Escritoras indígenas lutam por valorização

Colocar em evidência a produção literária de escritoras e autoras indígenas brasileiras. É esta a missão do “Mulherio das Letras Indígenas”, coletivo que articula a produção de contos, poesias e prosas como forma de expressão artística e de preservação cultural dos povos indígenas no país. 


O grupo– liderado pela escritora, produtora cultural e professora, Eva Potiguara– busca oferecer incentivos para que autoras indígenas não apenas tenham os recursos para escrever, como também para divulgar seus trabalhos, superando desta forma a visão simplista de que não há literatura produzida pelos povos originários. “Há uma questão racista: é como se indígena não escrevesse. Então, a mulher indígena não escreve”, expõe Eva. “Outra ideia falsa é que o indígena limita-se a uma produção oral. Por uma necessidade de se colocar, o indígena teve que aprender português. A escrita está no bojo das nossas necessidades há mais de quatro séculos”, explica. 

 

A riqueza da produção, no entanto, não resume-se apenas ao português. O coletivo hoje é formado por mulheres que escrevem em 12 idiomas indígenas diferentes. “Temos mais de 80 mulheres no nosso grupo. Muitas vivem em áreas de retomada, têm mestrado e doutorado. E há muitas que nunca escreveram. Não tiveram o apoio para estudar. Não têm acesso à mídia de qualidade, internet, computador e impressora”, conta Eva. Para driblar a situação, as cunhãs escritoras utilizam o celular para escrever seus versos e compartilhar com as mais experientes. 


A temática das produções literárias passa por questões atuais como poder, identidades, linguagens e direito à terra. “A nossa escrita traz as denúncias, os protestos, a dor da mulher, as memórias de nossas mães e avós estupradas. Traz o amor à natureza, a voz da Mãe Terra, da nossa Terra Pindorama e os quatro elementos que formam esse nosso universo”, explica Eva.

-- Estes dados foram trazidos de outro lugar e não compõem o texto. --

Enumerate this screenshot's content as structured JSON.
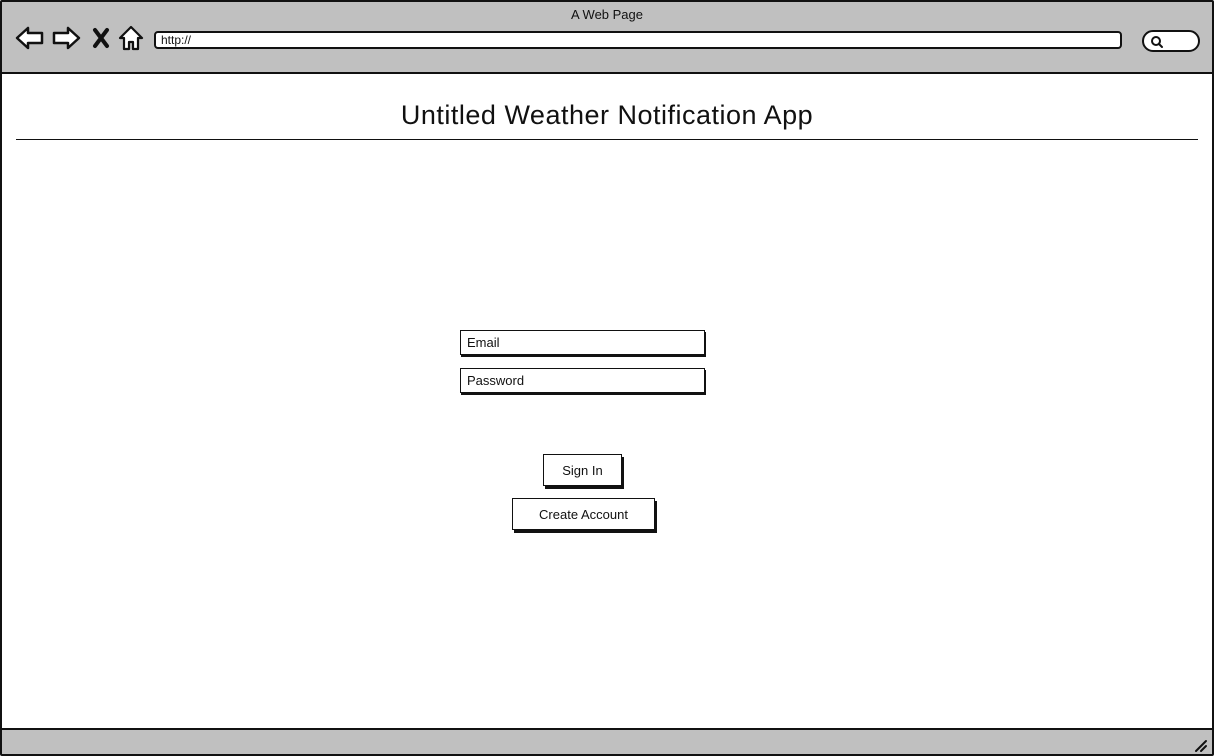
{
  "browser": {
    "window_title": "A Web Page",
    "url": "http://",
    "nav_icons": [
      "back-arrow-icon",
      "forward-arrow-icon",
      "close-icon",
      "home-icon"
    ],
    "search_icon": "search-icon",
    "chrome_color": "#c0c0c0"
  },
  "page": {
    "title": "Untitled Weather Notification App"
  },
  "login_form": {
    "email_placeholder": "Email",
    "password_placeholder": "Password",
    "sign_in_label": "Sign In",
    "create_account_label": "Create Account"
  }
}
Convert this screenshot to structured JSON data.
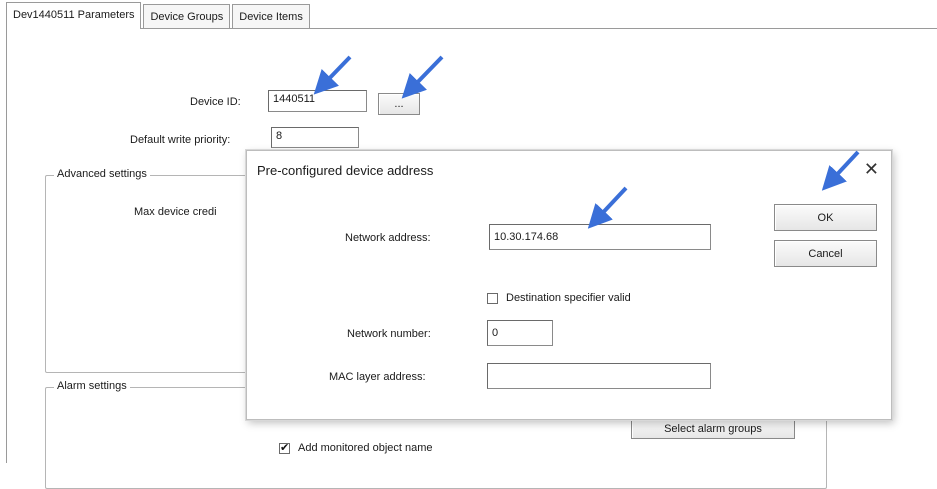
{
  "tabs": [
    {
      "label": "Dev1440511 Parameters",
      "active": true
    },
    {
      "label": "Device Groups",
      "active": false
    },
    {
      "label": "Device Items",
      "active": false
    }
  ],
  "main": {
    "device_id_label": "Device ID:",
    "device_id_value": "1440511",
    "browse_button_label": "...",
    "write_priority_label": "Default write priority:",
    "write_priority_value": "8",
    "advanced_group_title": "Advanced settings",
    "max_device_label": "Max device credi",
    "alarm_group_title": "Alarm settings",
    "alarm_groups_button_label": "Select alarm groups",
    "add_monitored_label": "Add monitored object name",
    "add_monitored_checked": true
  },
  "dialog": {
    "title": "Pre-configured device address",
    "close_icon": "close-icon",
    "network_address_label": "Network address:",
    "network_address_value": "10.30.174.68",
    "destination_label": "Destination specifier valid",
    "destination_checked": false,
    "network_number_label": "Network number:",
    "network_number_value": "0",
    "mac_label": "MAC layer address:",
    "mac_value": "",
    "ok_label": "OK",
    "cancel_label": "Cancel"
  },
  "annotation_color": "#3a6fd8"
}
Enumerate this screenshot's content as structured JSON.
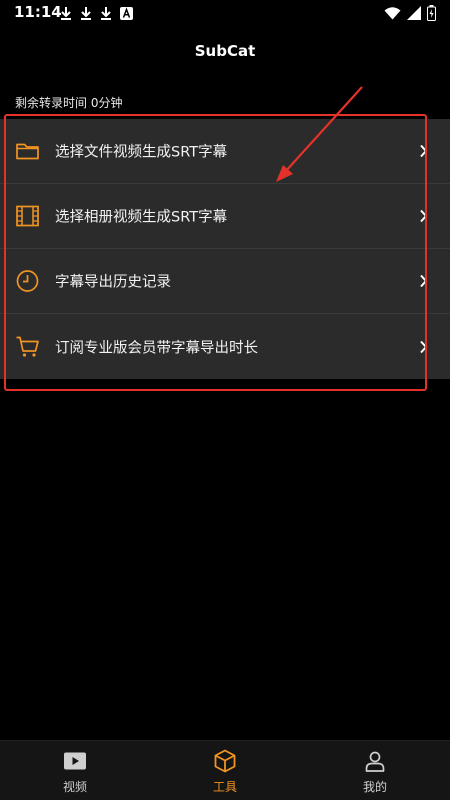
{
  "status_bar": {
    "time": "11:14",
    "left_icons": [
      "download-icon",
      "download-icon",
      "download-icon",
      "a-badge-icon"
    ],
    "right_icons": [
      "wifi-icon",
      "signal-icon",
      "battery-icon"
    ]
  },
  "header": {
    "title": "SubCat"
  },
  "remaining": {
    "text": "剩余转录时间 0分钟"
  },
  "menu": {
    "items": [
      {
        "icon": "folder-icon",
        "label": "选择文件视频生成SRT字幕"
      },
      {
        "icon": "film-icon",
        "label": "选择相册视频生成SRT字幕"
      },
      {
        "icon": "clock-icon",
        "label": "字幕导出历史记录"
      },
      {
        "icon": "cart-icon",
        "label": "订阅专业版会员带字幕导出时长"
      }
    ]
  },
  "tabbar": {
    "tabs": [
      {
        "icon": "video-play-icon",
        "label": "视频",
        "active": false
      },
      {
        "icon": "cube-icon",
        "label": "工具",
        "active": true
      },
      {
        "icon": "user-icon",
        "label": "我的",
        "active": false
      }
    ]
  },
  "colors": {
    "accent": "#f29422",
    "background": "#000000",
    "card": "#2b2b2b",
    "annotation": "#e4322b"
  }
}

Como um dos próximos projetos do “Mulherio das Letras Indígenas” está o lançamento de um e-book, publicação que já reúne conteúdo de ao menos 86 escritoras indígenas. 


Invisibilidade


Ativista das causas indígenas, Eva conta que uma das principais motivações do coletivo é enfrentar a invisibilidade histórica da contribuição artística indígena para a formação do Brasil. “Os indígenas, que aprenderam o barroco e as artes trazidas pelo branco, também foram aprendendo a se colocar no grafismo, na poética, na prosa. Contudo, esses materiais foram perdidos, queimados, extraviados, porque não eram importantes”, conta. “Quando foi fundada a Academia de Letras do Brasil em nenhum momento pensaram nos povos indígenas. Até o nome Brasil surgiu como invenção para substituir o que antes era Pindorama. O que existia antes não era levado em conta”, frisou.


Do passado para o presente, Eva diz que a luta para superar esta invisibilidade continua. “Sabemos que há leis que orientam a prioridade da literatura indígena nas escolas, mas fica no papel”, diz. “No século 21, há muitos indígenas que escrevem e escrevem muito bem. Escrevem sobre o que já se colocava no urucum e no jenipapo séculos antes: suas dores, lutas, cosmovisões. É uma escrita feita de muita coragem, perseverança e resistência. E foi por isso que chegamos até aqui”, diz a ativista. 


Valorizar o patrimônio linguístico dos povos indígenas em todo o mundo é um dos propósitos da Década Internacional das Línguas Indígenas, celebrada entre os anos de 2022 e 2032, por iniciativa da Organização das Nações Unidas para a Educação, a Ciência e a Cultura (UNESCO). 


Iniciativas como a do coletivo  “Mulherio das Letras Indígenas” colaboram com esta missão e ajudam a proteger, somente no Brasil, a herança e o futuro de 896 mil pessoas indígenas, de 305 etnias e 274 idiomas, segundo as últimas estimativas do Instituto Brasileiro de Geografia e Estatística (IBGE). 


A ONU Mulheres, agência das Nações Unidas responsável por esta entrevista com Eva Potiguara, também apoia as ações do coletivo e reconhece a importância de se ampliar a voz e a escrita dessas mulheres como forma de enfrentamento ao preconceito, a misoginia e o machismo, além da negligência com a produção das mulheres indígenas de um modo geral.